工作中遇到后台Service挂掉后(弹出停止运行),很久没有重启,分析log发现进程抛出FATAL EXCEPTION后并没有被杀,很久后才被杀掉重启,迷惑,遂看看具体的App挂掉流程是什么样的。
表象
当一个Android App进程因为各种原因抛出异常而没有被catch处理的时候,在用户看来,就会看到一个“某某已停止运行”的对话框,之前我一般认为该app进程已经挂掉。
实际上
以前在看到“某某已停止运行”时,一直认为对应进程也同时结束,没有仔细分析过整个App停止运行的机制,其实,停止运行对话框弹出的时候,进程还没有完全退出,真正的退出是进程将自己kill掉的时候。下面就记录下从App抛出没有catch的异常到该进程真正灰飞烟灭的整个过程。
App进程的创建
要分析一个app进程是怎么没的,先看看app进程是怎么来的。
关键代码
App进程创建流程:
frameworks/base/services/core/java/com/android/server/am/ActivityManagerService.java
startResult = Process.start(entryPoint,
app.processName, uid, uid, gids, debugFlags, mountExternal,
app.info.targetSdkVersion, seInfo, requiredAbi, instructionSet,
app.info.dataDir, invokeWith, entryPointArgs);
frameworks/base/core/java/android/os/ZygoteProcess.java
//ZygoteState维护了与Zygote进程通过Socket的连接
private ZygoteState openZygoteSocketIfNeeded(String abi) throws ZygoteStartFailedEx {
Preconditions.checkState(Thread.holdsLock(mLock), "ZygoteProcess lock not held");
if (primaryZygoteState == null || primaryZygoteState.isClosed()) {
try {
primaryZygoteState = ZygoteState.connect(mSocket);
} catch (IOException ioe) {
throw new ZygoteStartFailedEx("Error connecting to primary zygote", ioe);
}
}
if (primaryZygoteState.matches(abi)) {
return primaryZygoteState;
}
// The primary zygote didn't match. Try the secondary.
if (secondaryZygoteState == null || secondaryZygoteState.isClosed()) {
try {
secondaryZygoteState = ZygoteState.connect(mSecondarySocket);
} catch (IOException ioe) {
throw new ZygoteStartFailedEx("Error connecting to secondary zygote", ioe);
}
}
if (secondaryZygoteState.matches(abi)) {
return secondaryZygoteState;
}
throw new ZygoteStartFailedEx("Unsupported zygote ABI: " + abi);
}
private static Process.ProcessStartResult zygoteSendArgsAndGetResult(
ZygoteState zygoteState, ArrayList<String> args)

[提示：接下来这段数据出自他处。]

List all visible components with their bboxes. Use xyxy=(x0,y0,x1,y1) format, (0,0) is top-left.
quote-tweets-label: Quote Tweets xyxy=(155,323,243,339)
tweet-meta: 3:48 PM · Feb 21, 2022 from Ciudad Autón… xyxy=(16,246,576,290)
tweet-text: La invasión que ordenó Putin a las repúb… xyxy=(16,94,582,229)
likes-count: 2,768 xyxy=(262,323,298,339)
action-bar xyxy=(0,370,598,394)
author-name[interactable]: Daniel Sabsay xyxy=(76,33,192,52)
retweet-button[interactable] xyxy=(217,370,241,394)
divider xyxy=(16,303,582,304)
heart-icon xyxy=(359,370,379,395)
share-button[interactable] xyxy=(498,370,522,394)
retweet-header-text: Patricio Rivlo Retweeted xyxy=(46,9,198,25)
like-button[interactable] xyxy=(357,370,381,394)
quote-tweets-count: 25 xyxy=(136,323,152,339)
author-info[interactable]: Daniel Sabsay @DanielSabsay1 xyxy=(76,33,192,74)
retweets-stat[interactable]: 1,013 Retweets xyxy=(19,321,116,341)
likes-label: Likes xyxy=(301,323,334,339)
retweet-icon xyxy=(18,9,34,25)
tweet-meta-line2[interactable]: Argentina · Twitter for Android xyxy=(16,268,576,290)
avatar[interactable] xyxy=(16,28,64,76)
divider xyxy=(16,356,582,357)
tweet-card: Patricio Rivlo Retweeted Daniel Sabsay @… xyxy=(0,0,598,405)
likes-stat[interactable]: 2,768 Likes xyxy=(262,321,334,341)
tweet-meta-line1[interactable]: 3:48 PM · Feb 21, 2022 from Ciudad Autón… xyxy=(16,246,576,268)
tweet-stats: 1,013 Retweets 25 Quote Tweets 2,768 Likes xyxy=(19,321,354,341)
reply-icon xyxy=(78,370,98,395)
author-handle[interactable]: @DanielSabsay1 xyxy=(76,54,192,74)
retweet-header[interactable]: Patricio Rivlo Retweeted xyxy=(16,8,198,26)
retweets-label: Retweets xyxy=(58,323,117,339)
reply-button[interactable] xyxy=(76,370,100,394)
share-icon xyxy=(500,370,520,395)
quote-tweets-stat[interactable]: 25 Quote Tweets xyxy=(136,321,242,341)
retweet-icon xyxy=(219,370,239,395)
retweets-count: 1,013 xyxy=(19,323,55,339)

throws ZygoteStartFailedEx {
try {
// Throw early if any of the arguments are malformed. This means we can
// avoid writing a partial response to the zygote.
int sz = args.size();
for (int i = 0; i < sz; i++) {
if (args.get(i).indexOf('\n') >= 0) {
throw new ZygoteStartFailedEx("embedded newlines not allowed");
}
}
/**
* See com.android.internal.os.SystemZygoteInit.readArgumentList()
* Presently the wire format to the zygote process is:
* a) a count of arguments (argc, in essence)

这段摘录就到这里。